The Movement gathers together people of various ages and vocations. The family branch of the Movement, for married couples, is called the Domestic Church. Small groups of the members of the Movement usually form a community in a Catholic parish. Catholic priests work in the Movement as its "moderators" or directors. They are responsible for the spiritual formation of the members. The person responsible for the whole Movement is the General Moderator, currently Fr. Marek Sędek.

== History ==
The history of the Movement dates back to the first retreat, which took place in 1954 with the participation of altar boys.
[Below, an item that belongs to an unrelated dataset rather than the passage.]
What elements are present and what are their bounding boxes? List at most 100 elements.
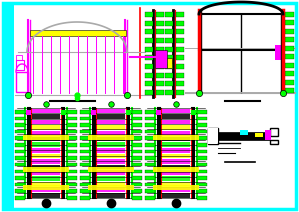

Before 1976 movement was known as "the Oasis Movement", "the Movement of the Living Church", "the Movement of the Immaculate." The creator of the oasis, the founder and first national moderator of the movement was Servant of God Fr. Franciszek Blachnicki (buried at the Church of the Good Shepherd in Krościenko), who died in 1987 in Germany where he worked after the beginning of the martial law in Poland. The Light-Life Movement has been founded and developed in Poland but it has already spread to other countries: Slovakia, the Czech Republic, Germany, Belarus, Latvia, Ukraine, Great Britain, Ireland, Canada, USA, Kenya, China and Pakistan. There are also small groups or communities in Norway, Sweden, Greece, France, Belgium, Luxemburg and Bulgaria. There are no exact figures released on the number of members of the Movement.

== Programme ==
Spirituality of the Light-Life Movement has been expressed in The Guideposts of the New Man. The formation programme is at the heart of the Movement and is based upon the document Order of Christian Initiation of Adults.